Here is what Rosa Parks had to say about her decision to remain in her seat:
I did not want to be mistreated, I did not want to be deprived of a seat that I had paid for. It was just time... there was opportunity for me to take a stand to express the way I felt about being treated in that manner. I had not planned to get arrested. I had plenty to do without having to end up in jail. But when I had to face that decision, I didn't hesitate to do so because I felt that we had endured that too long. The more we gave in, the more we complied with that kind of treatment, the more oppressive it became
This act of courage by one woman was the beginning of the end of segregation.

Cold War

When the Soviet Union was at the height of it's power, the world was in a perpetual state of fear wondering when the war to end all wars would begin. Countries were busy building up their nuclear arsenals and a lot of heated talk between those countries behind the iron curtain and the free world was ongoing. Nothing really seemed to halt the escalation of the threats by the Soviet Union against our country, so we built nuclear fall-out shelters and the status-quo of believing there would one day be a nuclear holocaust was fixed in the minds of most Americans. I was a child during most of this, but even I recall thinking that the end of this world would probably come at the hands of the Soviet Union. I wasn't aware of all the details, of course, but it just seemed all the 'grown-ups' had pretty much given up the idea we could or should find a way to stop the Soviet threat.  Then along came Ronald Reagan, and all of that changed. 

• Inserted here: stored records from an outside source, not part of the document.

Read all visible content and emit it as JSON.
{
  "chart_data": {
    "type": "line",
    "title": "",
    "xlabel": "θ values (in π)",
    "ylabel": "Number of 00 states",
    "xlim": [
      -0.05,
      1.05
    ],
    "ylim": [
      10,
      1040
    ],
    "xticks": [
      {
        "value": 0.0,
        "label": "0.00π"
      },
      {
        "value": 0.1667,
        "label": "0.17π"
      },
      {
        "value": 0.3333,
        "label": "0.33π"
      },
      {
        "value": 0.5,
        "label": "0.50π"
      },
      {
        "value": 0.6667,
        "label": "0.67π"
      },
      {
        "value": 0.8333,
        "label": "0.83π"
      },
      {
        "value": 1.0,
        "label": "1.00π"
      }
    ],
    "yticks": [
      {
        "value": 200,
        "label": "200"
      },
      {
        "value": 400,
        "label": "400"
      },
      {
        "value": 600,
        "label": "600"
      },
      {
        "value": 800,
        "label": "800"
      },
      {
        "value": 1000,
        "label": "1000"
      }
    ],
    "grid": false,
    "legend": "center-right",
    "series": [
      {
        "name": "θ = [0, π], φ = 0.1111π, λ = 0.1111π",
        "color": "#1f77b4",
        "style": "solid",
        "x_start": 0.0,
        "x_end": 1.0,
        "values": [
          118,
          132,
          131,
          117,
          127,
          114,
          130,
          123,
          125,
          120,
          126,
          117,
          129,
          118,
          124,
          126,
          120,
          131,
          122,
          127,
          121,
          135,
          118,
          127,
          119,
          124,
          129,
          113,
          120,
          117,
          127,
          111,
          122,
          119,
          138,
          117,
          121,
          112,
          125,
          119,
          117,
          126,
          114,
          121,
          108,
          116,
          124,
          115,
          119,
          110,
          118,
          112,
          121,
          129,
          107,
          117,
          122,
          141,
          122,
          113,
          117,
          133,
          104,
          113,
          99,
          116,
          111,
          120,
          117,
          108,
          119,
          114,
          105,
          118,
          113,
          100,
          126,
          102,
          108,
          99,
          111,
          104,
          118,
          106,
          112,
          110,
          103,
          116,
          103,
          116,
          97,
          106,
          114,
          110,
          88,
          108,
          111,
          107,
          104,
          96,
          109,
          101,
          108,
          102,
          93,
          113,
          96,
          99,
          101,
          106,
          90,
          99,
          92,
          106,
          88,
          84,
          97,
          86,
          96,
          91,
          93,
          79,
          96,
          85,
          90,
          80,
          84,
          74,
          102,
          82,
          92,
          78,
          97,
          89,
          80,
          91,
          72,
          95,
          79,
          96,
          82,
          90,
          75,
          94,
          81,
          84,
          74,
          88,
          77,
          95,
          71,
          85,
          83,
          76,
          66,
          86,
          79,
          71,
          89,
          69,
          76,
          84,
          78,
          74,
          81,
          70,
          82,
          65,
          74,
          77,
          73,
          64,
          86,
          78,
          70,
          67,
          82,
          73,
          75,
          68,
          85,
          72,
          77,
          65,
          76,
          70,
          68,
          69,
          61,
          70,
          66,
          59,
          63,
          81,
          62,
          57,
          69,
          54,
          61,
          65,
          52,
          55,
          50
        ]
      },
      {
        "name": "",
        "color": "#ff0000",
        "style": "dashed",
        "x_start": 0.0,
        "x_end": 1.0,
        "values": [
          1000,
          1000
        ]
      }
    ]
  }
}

Reagan was fearless in the face of the Soviet threat. He began negotiations with Soviet leaders in spite of dire warnings by his advisers. His idea for a nuclear defense shield (and it was only an idea, it never was developed) actually put the Soviets on the defense for the first time. Mikhail Gorbachev, General Secretary of the Soviet Union, met with Reagan and not only did the two get along, they became friends. The events that transpired as a result of Reagan's negotiations with Gorbachev are too numerous to list here, but essentially, Reagan was the catalyst that caused the dissolution of the Soviet Union and the end of the Cold War. The vision and courage of one man, brought down one of the world's greatest super-powers.

It is time for us to step out of our comfort zone. We may not have the political savvy of a Ronald Reagan, but every citizen of this country that really values freedom has what it takes to stand up for the principles that built this nation. We don't have to just accept the norms being forced on us by a godless Hollywood or liberal government. We have a right to be heard and represented. It may mean sacrificing a little personal comfort, but is that really so much to give up? It is time to speak loudly and often and fight back against forces that would turn this country into a failed socialist state. Too many people have worked too hard and many have died to give us this great country. It is simply unacceptable for us to lay down and allow it to be taken away from us without a fight. 


  1. Awesome post.

    It isn't just politicians that make a difference. Often change takes place through the act of one indiviudal - that has had enough of tyranny. Like Rosa Parks!

    We as individuals can do something. For Rosa Parks? All she had to do was to take a seat for liberty. One small act changed a nation.

    I think I can hear the liberty bell ringing.

    “Be the change you want to see in the world.” - Gandhi

  2. No doubt, and we will have to fight some in our own party!